At a Family Business Governance Institute sponsored by WomenCorporateDirectors in New York in May, many of the leaders of such firms on one panel discussed how they had decided that jobs in the business aren’t guaranteed to family members. Many are starting to require that potential successors in the third or fourth generation get a graduate management degree and work for a minimal number of years in an outside company to gain broader business experience. At one company mentioned by a panelist, promotion of family members into senior positions is decided not only by the family but also by outside partners, in order to give such promotions more credibility.

A KPMG report, ‘Enduring across generations: how boards drive value in family-owned businesses’, released in May, suggests a family council can be helpful once the family has grown large enough. A council can help the family preserve wealth through a family office that offers investment advice and ‘can also be a good forum for developing policies regarding employment of family members’.

It makes sense to seek out more sophisticated processes as a business matures and expands, especially in a family-owned firm that is no longer controlled by family members. Where the family’s involvement in the business diminishes and there are growing numbers of outside investors, whether from private equity, venture capital firms or elsewhere, there is a greater desire and need for more formal governance structures, Marcela says. ‘So you move from a very informal decision-making model to maybe a board of advisers, and then to the next step of a board of directors with outside directors’ and eventually to forming board committees. Private firms with subsidiaries have to be as focused on protecting the corporate veil by ensuring separate board structures and record-keeping as public firms that risk being held accountable for liabilities incurred by their subsidiaries, Marcela notes.

Healthcare reform

M&A activity for private companies in certain industries is also compelling firms to think about corporate governance in new ways. Changes in the healthcare sector, such as the federal government’s focus on healthcare reform, ‘are causing companies to look at new ways to partner together, which requires both lawyers and corporate governance professionals to find ways to successfully structure these deals,’ explains Chris Wintrode, assistant general counsel for contracts, governance and policy at SSM Health, a non-profit healthcare system with 19 hospitals in four states. These partnerships can often involve expanding into new service lines or even new legal entities.

Healthcare reform, for example, has spurred the creation of new legal entities that have leading-edge governance structures, such as accountable care organizations and clinically integrated organizations, Wintrode explains. Recently, SSM Health has formed several of these legal entities, which have multiple governing boards that take joint responsibility for driving down costs and improving the quality of care.

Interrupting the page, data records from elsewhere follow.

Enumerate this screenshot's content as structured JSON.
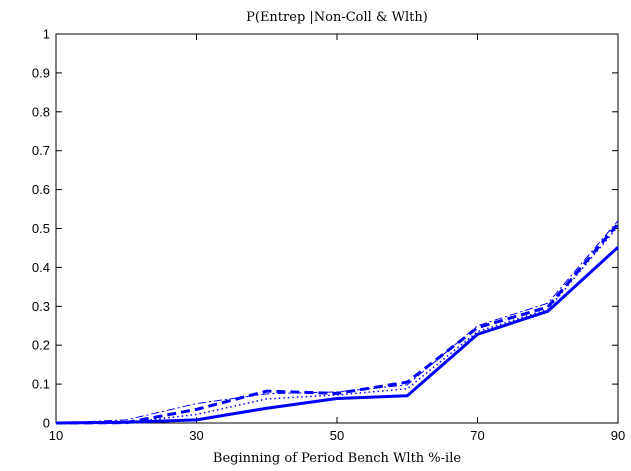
{
  "chart_data": {
    "type": "line",
    "title": "P(Entrep |Non-Coll & Wlth)",
    "xlabel": "Beginning of Period Bench Wlth %-ile",
    "ylabel": "",
    "xlim": [
      10,
      90
    ],
    "ylim": [
      0,
      1
    ],
    "xticks": [
      10,
      30,
      50,
      70,
      90
    ],
    "yticks": [
      0,
      0.1,
      0.2,
      0.3,
      0.4,
      0.5,
      0.6,
      0.7,
      0.8,
      0.9,
      1
    ],
    "xtick_labels": [
      "10",
      "30",
      "50",
      "70",
      "90"
    ],
    "ytick_labels": [
      "0",
      "0.1",
      "0.2",
      "0.3",
      "0.4",
      "0.5",
      "0.6",
      "0.7",
      "0.8",
      "0.9",
      "1"
    ],
    "grid": false,
    "legend": "none",
    "x": [
      10,
      20,
      30,
      40,
      50,
      60,
      70,
      80,
      90
    ],
    "series": [
      {
        "values": [
          0,
          0.002,
          0.008,
          0.038,
          0.063,
          0.07,
          0.228,
          0.287,
          0.452
        ],
        "style": "solid",
        "width": 3,
        "color": "#0000ff"
      },
      {
        "values": [
          0,
          0.001,
          0.035,
          0.082,
          0.076,
          0.105,
          0.245,
          0.298,
          0.512
        ],
        "style": "dashed",
        "width": 3,
        "color": "#0000ff"
      },
      {
        "values": [
          0,
          0.008,
          0.05,
          0.075,
          0.08,
          0.098,
          0.25,
          0.308,
          0.52
        ],
        "style": "dashdot",
        "width": 1,
        "color": "#0000ff"
      },
      {
        "values": [
          0,
          0.001,
          0.022,
          0.062,
          0.072,
          0.088,
          0.235,
          0.292,
          0.505
        ],
        "style": "dotted",
        "width": 1.5,
        "color": "#0000ff"
      }
    ]
  }
}
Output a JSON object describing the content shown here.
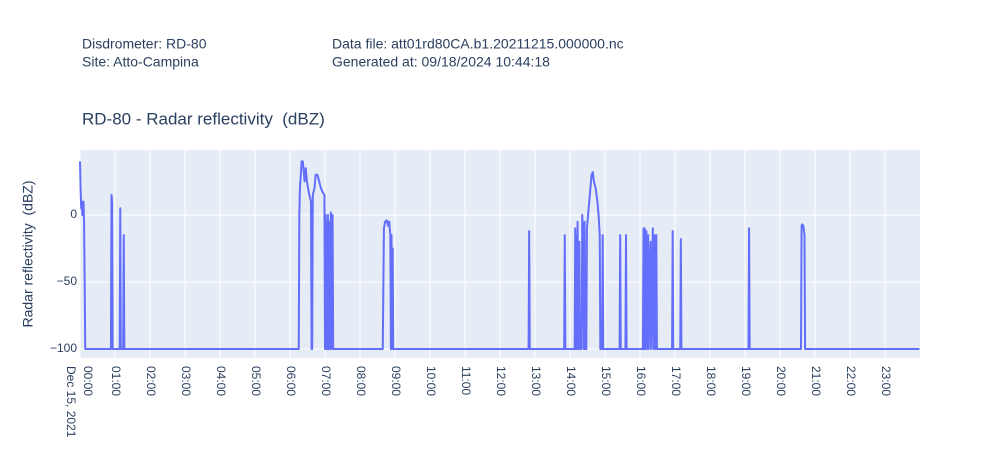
{
  "header": {
    "left": [
      "Disdrometer: RD-80",
      "Site: Atto-Campina"
    ],
    "right": [
      "Data file: att01rd80CA.b1.20211215.000000.nc",
      "Generated at: 09/18/2024 10:44:18"
    ]
  },
  "chart_data": {
    "type": "line",
    "title": "RD-80 - Radar reflectivity  (dBZ)",
    "y_label": "Radar reflectivity  (dBZ)",
    "color": "#636efa",
    "grid": true,
    "x_date_label": "Dec 15, 2021",
    "xlim": [
      "2021-12-15 00:00",
      "2021-12-16 00:00"
    ],
    "ylim": [
      -106.7,
      48.5
    ],
    "yticks": [
      0,
      {
        "value": -50,
        "label": "−50"
      },
      {
        "value": -100,
        "label": "−100"
      }
    ],
    "xticks": [
      {
        "value": "2021-12-15 00:00",
        "label": "00:00"
      },
      {
        "value": "2021-12-15 01:00",
        "label": "01:00"
      },
      {
        "value": "2021-12-15 02:00",
        "label": "02:00"
      },
      {
        "value": "2021-12-15 03:00",
        "label": "03:00"
      },
      {
        "value": "2021-12-15 04:00",
        "label": "04:00"
      },
      {
        "value": "2021-12-15 05:00",
        "label": "05:00"
      },
      {
        "value": "2021-12-15 06:00",
        "label": "06:00"
      },
      {
        "value": "2021-12-15 07:00",
        "label": "07:00"
      },
      {
        "value": "2021-12-15 08:00",
        "label": "08:00"
      },
      {
        "value": "2021-12-15 09:00",
        "label": "09:00"
      },
      {
        "value": "2021-12-15 10:00",
        "label": "10:00"
      },
      {
        "value": "2021-12-15 11:00",
        "label": "11:00"
      },
      {
        "value": "2021-12-15 12:00",
        "label": "12:00"
      },
      {
        "value": "2021-12-15 13:00",
        "label": "13:00"
      },
      {
        "value": "2021-12-15 14:00",
        "label": "14:00"
      },
      {
        "value": "2021-12-15 15:00",
        "label": "15:00"
      },
      {
        "value": "2021-12-15 16:00",
        "label": "16:00"
      },
      {
        "value": "2021-12-15 17:00",
        "label": "17:00"
      },
      {
        "value": "2021-12-15 18:00",
        "label": "18:00"
      },
      {
        "value": "2021-12-15 19:00",
        "label": "19:00"
      },
      {
        "value": "2021-12-15 20:00",
        "label": "20:00"
      },
      {
        "value": "2021-12-15 21:00",
        "label": "21:00"
      },
      {
        "value": "2021-12-15 22:00",
        "label": "22:00"
      },
      {
        "value": "2021-12-15 23:00",
        "label": "23:00"
      }
    ],
    "x": [
      "2021-12-15 00:00",
      "2021-12-15 00:01",
      "2021-12-15 00:02",
      "2021-12-15 00:03",
      "2021-12-15 00:04",
      "2021-12-15 00:05",
      "2021-12-15 00:06",
      "2021-12-15 00:07",
      "2021-12-15 00:08",
      "2021-12-15 00:09",
      "2021-12-15 00:53",
      "2021-12-15 00:54",
      "2021-12-15 00:55",
      "2021-12-15 00:56",
      "2021-12-15 01:08",
      "2021-12-15 01:09",
      "2021-12-15 01:10",
      "2021-12-15 01:14",
      "2021-12-15 01:15",
      "2021-12-15 01:16",
      "2021-12-15 06:15",
      "2021-12-15 06:16",
      "2021-12-15 06:17",
      "2021-12-15 06:20",
      "2021-12-15 06:22",
      "2021-12-15 06:24",
      "2021-12-15 06:25",
      "2021-12-15 06:27",
      "2021-12-15 06:29",
      "2021-12-15 06:31",
      "2021-12-15 06:33",
      "2021-12-15 06:36",
      "2021-12-15 06:37",
      "2021-12-15 06:38",
      "2021-12-15 06:39",
      "2021-12-15 06:42",
      "2021-12-15 06:44",
      "2021-12-15 06:47",
      "2021-12-15 06:50",
      "2021-12-15 06:53",
      "2021-12-15 06:56",
      "2021-12-15 06:59",
      "2021-12-15 07:00",
      "2021-12-15 07:01",
      "2021-12-15 07:02",
      "2021-12-15 07:03",
      "2021-12-15 07:04",
      "2021-12-15 07:05",
      "2021-12-15 07:06",
      "2021-12-15 07:07",
      "2021-12-15 07:08",
      "2021-12-15 07:10",
      "2021-12-15 07:11",
      "2021-12-15 07:13",
      "2021-12-15 07:14",
      "2021-12-15 08:39",
      "2021-12-15 08:41",
      "2021-12-15 08:43",
      "2021-12-15 08:46",
      "2021-12-15 08:48",
      "2021-12-15 08:50",
      "2021-12-15 08:52",
      "2021-12-15 08:53",
      "2021-12-15 08:54",
      "2021-12-15 08:55",
      "2021-12-15 08:56",
      "2021-12-15 08:57",
      "2021-12-15 12:49",
      "2021-12-15 12:50",
      "2021-12-15 12:51",
      "2021-12-15 13:50",
      "2021-12-15 13:51",
      "2021-12-15 13:52",
      "2021-12-15 14:08",
      "2021-12-15 14:09",
      "2021-12-15 14:10",
      "2021-12-15 14:11",
      "2021-12-15 14:12",
      "2021-12-15 14:13",
      "2021-12-15 14:14",
      "2021-12-15 14:16",
      "2021-12-15 14:17",
      "2021-12-15 14:20",
      "2021-12-15 14:21",
      "2021-12-15 14:23",
      "2021-12-15 14:24",
      "2021-12-15 14:25",
      "2021-12-15 14:26",
      "2021-12-15 14:28",
      "2021-12-15 14:29",
      "2021-12-15 14:32",
      "2021-12-15 14:35",
      "2021-12-15 14:37",
      "2021-12-15 14:39",
      "2021-12-15 14:41",
      "2021-12-15 14:44",
      "2021-12-15 14:47",
      "2021-12-15 14:49",
      "2021-12-15 14:51",
      "2021-12-15 14:52",
      "2021-12-15 14:55",
      "2021-12-15 14:56",
      "2021-12-15 14:57",
      "2021-12-15 15:25",
      "2021-12-15 15:26",
      "2021-12-15 15:27",
      "2021-12-15 15:35",
      "2021-12-15 15:36",
      "2021-12-15 15:37",
      "2021-12-15 16:05",
      "2021-12-15 16:06",
      "2021-12-15 16:07",
      "2021-12-15 16:08",
      "2021-12-15 16:09",
      "2021-12-15 16:11",
      "2021-12-15 16:12",
      "2021-12-15 16:14",
      "2021-12-15 16:15",
      "2021-12-15 16:18",
      "2021-12-15 16:19",
      "2021-12-15 16:22",
      "2021-12-15 16:23",
      "2021-12-15 16:25",
      "2021-12-15 16:26",
      "2021-12-15 16:28",
      "2021-12-15 16:29",
      "2021-12-15 16:55",
      "2021-12-15 16:56",
      "2021-12-15 16:57",
      "2021-12-15 17:09",
      "2021-12-15 17:10",
      "2021-12-15 17:11",
      "2021-12-15 19:06",
      "2021-12-15 19:07",
      "2021-12-15 19:08",
      "2021-12-15 20:36",
      "2021-12-15 20:37",
      "2021-12-15 20:38",
      "2021-12-15 20:40",
      "2021-12-15 20:42",
      "2021-12-15 20:43",
      "2021-12-15 23:59"
    ],
    "values": [
      40,
      20,
      5,
      10,
      0,
      8,
      10,
      -5,
      -50,
      -100,
      -100,
      15,
      10,
      -100,
      -100,
      5,
      -100,
      -100,
      -15,
      -100,
      -100,
      0,
      20,
      40,
      40,
      30,
      25,
      35,
      25,
      20,
      15,
      10,
      -100,
      -100,
      15,
      20,
      30,
      30,
      25,
      20,
      17,
      15,
      -100,
      0,
      -100,
      -5,
      -100,
      0,
      -100,
      -5,
      -100,
      2,
      -100,
      0,
      -100,
      -100,
      -10,
      -5,
      -4,
      -8,
      -5,
      -15,
      -100,
      -15,
      -100,
      -25,
      -100,
      -100,
      -12,
      -100,
      -100,
      -15,
      -100,
      -100,
      -10,
      -100,
      -15,
      -100,
      -5,
      -100,
      -20,
      -100,
      -100,
      0,
      -20,
      -100,
      -5,
      -100,
      -100,
      -10,
      5,
      20,
      30,
      32,
      25,
      20,
      10,
      0,
      -15,
      -100,
      -100,
      -15,
      -100,
      -100,
      -15,
      -100,
      -100,
      -15,
      -100,
      -100,
      -10,
      -100,
      -10,
      -100,
      -12,
      -100,
      -15,
      -100,
      -20,
      -100,
      -10,
      -100,
      -15,
      -100,
      -15,
      -100,
      -100,
      -12,
      -100,
      -100,
      -18,
      -100,
      -100,
      -10,
      -100,
      -100,
      -8,
      -7,
      -8,
      -15,
      -100,
      -100
    ]
  }
}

Green has noticed that many small businesses, as they grow into bigger companies, don’t always have the same resources larger companies have to guide them into good practices. ‘A lot of them get to where they are because they do something well, they’re successful, but they don’t necessarily develop the [governance or financial] processes along the way that they need to be a bigger company,’ she explains. ‘So they find themselves growing bigger, but they still act like a small company.’

As the owner of a small company herself, Green finds it ‘hard to find really good resources that are appropriate to your level in order to get the advice you need to run a company well.’

One resource Hobbs is seeing more often at private companies is a compliance or risk committee, or at least some function comprising members of the finance and operations groups. Such committees don’t necessarily include a chief compliance officer or chief risk officer, however. ‘Any time the company is going to do something new like start a transaction, launch a new product or expand internationally or into a new geographic area, it has that committee develop a risk assessment of what risks are associated with that event,’ Hobbs says.

That and other more sophisticated business processes indicate how far private companies have come in recognizing the need for solid corporate governance practices.